State and federal laws prohibit certain kinds of discrimination
"Managers can't hire, fire, pass over for promotion, deny a vacation request, do anything surrounding the terms and conditions or employment because of someone's protected characteristics. This means you can't make decisions or take employment actions because of an employee's race, color, gender, religion, or national origin," Boulette says. "This is prohibited by Title VII of the Civil Rights Act of 1964." To be covered by Title VII, a company must have 15 or more employees. Age discrimination is prohibited by the Age Discrimination in Employment Act; and the Americans with Disabilities Act covers discrimination against and reasonable accommodations for disabled workers.

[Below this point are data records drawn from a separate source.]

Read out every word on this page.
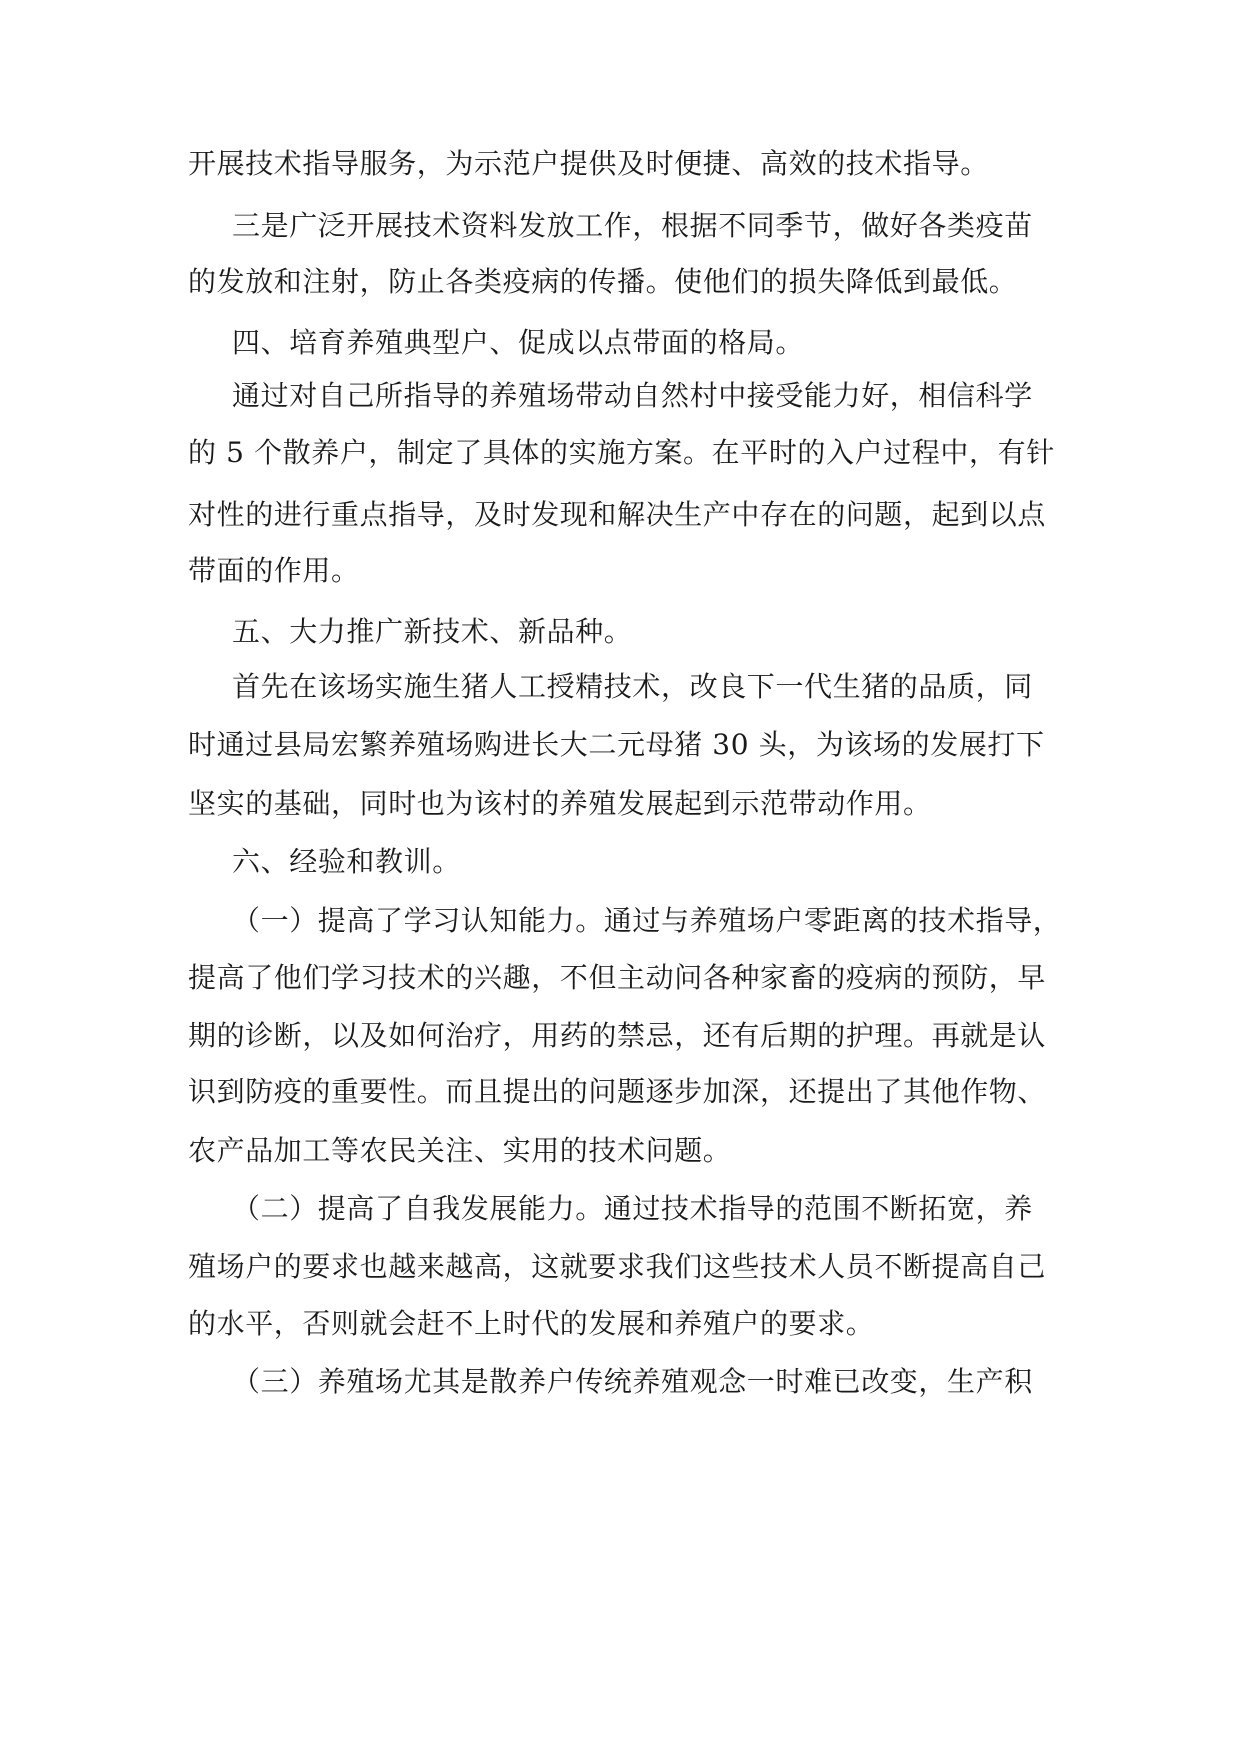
开展技术指导服务，为示范户提供及时便捷、高效的技术指导。

三是广泛开展技术资料发放工作，根据不同季节，做好各类疫苗

的发放和注射，防止各类疫病的传播。使他们的损失降低到最低。

四、培育养殖典型户、促成以点带面的格局。

通过对自己所指导的养殖场带动自然村中接受能力好，相信科学

的 5 个散养户，制定了具体的实施方案。在平时的入户过程中，有针

对性的进行重点指导，及时发现和解决生产中存在的问题，起到以点

带面的作用。

五、大力推广新技术、新品种。

首先在该场实施生猪人工授精技术，改良下一代生猪的品质，同

时通过县局宏繁养殖场购进长大二元母猪 30 头，为该场的发展打下

坚实的基础，同时也为该村的养殖发展起到示范带动作用。

六、经验和教训。

（一）提高了学习认知能力。通过与养殖场户零距离的技术指导，

提高了他们学习技术的兴趣，不但主动问各种家畜的疫病的预防，早

期的诊断，以及如何治疗，用药的禁忌，还有后期的护理。再就是认

识到防疫的重要性。而且提出的问题逐步加深，还提出了其他作物、

农产品加工等农民关注、实用的技术问题。

（二）提高了自我发展能力。通过技术指导的范围不断拓宽，养

殖场户的要求也越来越高，这就要求我们这些技术人员不断提高自己

的水平，否则就会赶不上时代的发展和养殖户的要求。

（三）养殖场尤其是散养户传统养殖观念一时难已改变，生产积
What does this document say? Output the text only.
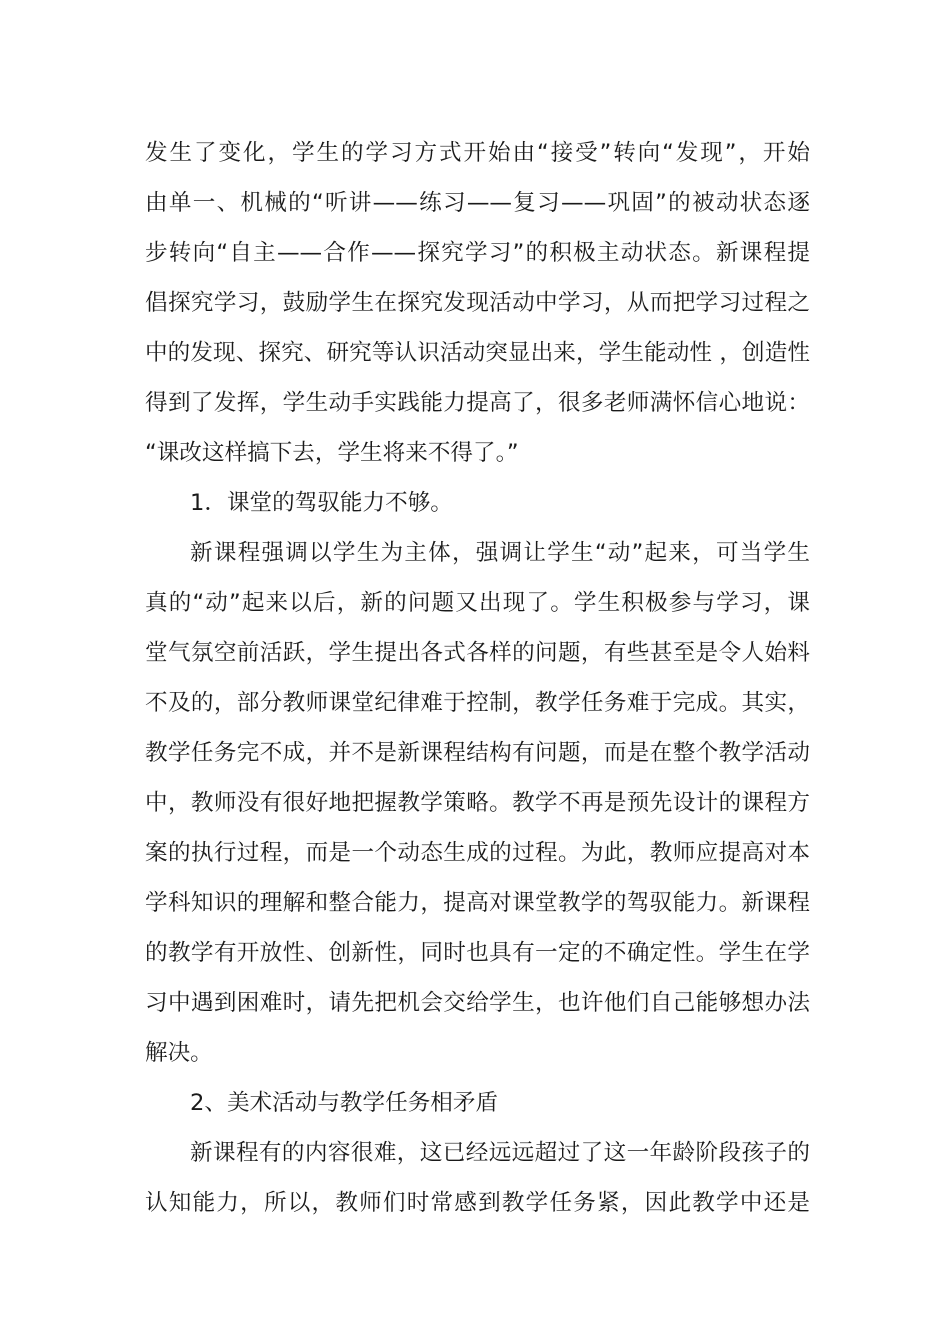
发生了变化，学生的学习方式开始由“接受”转向“发现”，开始
由单一、机械的“听讲——练习——复习——巩固”的被动状态逐
步转向“自主——合作——探究学习”的积极主动状态。新课程提
倡探究学习，鼓励学生在探究发现活动中学习，从而把学习过程之
中的发现、探究、研究等认识活动突显出来，学生能动性 ，创造性
得到了发挥，学生动手实践能力提高了，很多老师满怀信心地说：
“课改这样搞下去，学生将来不得了。”
1．课堂的驾驭能力不够。
新课程强调以学生为主体，强调让学生“动”起来，可当学生
真的“动”起来以后，新的问题又出现了。学生积极参与学习，课
堂气氛空前活跃，学生提出各式各样的问题，有些甚至是令人始料
不及的，部分教师课堂纪律难于控制，教学任务难于完成。其实，
教学任务完不成，并不是新课程结构有问题，而是在整个教学活动
中，教师没有很好地把握教学策略。教学不再是预先设计的课程方
案的执行过程，而是一个动态生成的过程。为此，教师应提高对本
学科知识的理解和整合能力，提高对课堂教学的驾驭能力。新课程
的教学有开放性、创新性，同时也具有一定的不确定性。学生在学
习中遇到困难时，请先把机会交给学生，也许他们自己能够想办法
解决。
2、美术活动与教学任务相矛盾
新课程有的内容很难，这已经远远超过了这一年龄阶段孩子的
认知能力，所以，教师们时常感到教学任务紧，因此教学中还是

Review employment practices
Boulette says managers need to look beyond the protected characteristic to the actual business necessity of the job. For example, he says, "If your company sells a product to a South American company and, to sell more effectively, management decides that it's better to have people from South America work these accounts because they close more deals, that's illegal. "
Framing employment decisions based on national origin will produce a statistically disparate impact -- more South Americans versus other qualified individuals will be hired. The proper and nondiscriminatory employment decision, Boulette says, would be to hire based on the job duties: a mastery of the language, familiarity with South American customs and cultures, and proven sales ability.
Review management behavior
A manager's actions -- treating a particular employee differently based on a protected characteristic -- make up the crux of many discrimination claims, Boulette says. A common scenario involves a fired employee and an inadequate manager who has not advised the employee about his or her poor performance or has not given that employee a chance to improve, Boulette says. "The poor performer will start looking for the 'real reason' for being fired and starts thinking about every interaction," Boulette says. "If the manager made racial jokes or only invited [people of] certain races to lunch, this ... could lead to discrimination claims."
Courts will look at "comparables," that is whether the manager treated other employees in the same way. "If you only fired this one [employee] for being late five times in two months and didn't fire others [of a different race, for example] who were also frequently late, this may be evidence of discrimination," Boulette says.
Prevent a hostile work environment
"Employers have a duty to see that employees work in a harassment-free environment. If the employer learns that there is a hostile environment [in ways the law forbids such as toward a partciular race, religion, or disability] and fails to correct the problem,the duty has been breached, even if it was a customer who created the problem," Boulette says.
The court uses the legal standard "sufficiently severe and pervasive" to assess whether a work environment is hostile. Boulette clarifies, "A single offhand remark, a joke alone, is wrong, but almost never 'sufficiently severe and pervasive' [to meet the legal standard]." However, Boulette says, a joke told every day that targets one specific class of people or a single racial assault makes for a hostile work environment.
Take steps to prevent discrimination
First and foremost, Boulette advises that companies adopt, enforce, and train employees on a nondiscrimination policy that prohibits more than the law does. "Don't ask managers to interpret the law. Only judges do that," the attorney says. "Make sure that you give employees an avenue for complaint, such as telling the manager, or HR, or [a toll-free] number to call." Managers should also be trained on the dangers of e-mail and to remove all racial and sexual comments from their vocabularies, Boulette advises.
Companies should also create an environment where discrimination and harassment are not tolerated and where employees feel comfortable to speak out. "Ninety percent of harassment would go away if an employee would tell the offending person that he or she didn't like [the remarks or treatment]," Boulette says.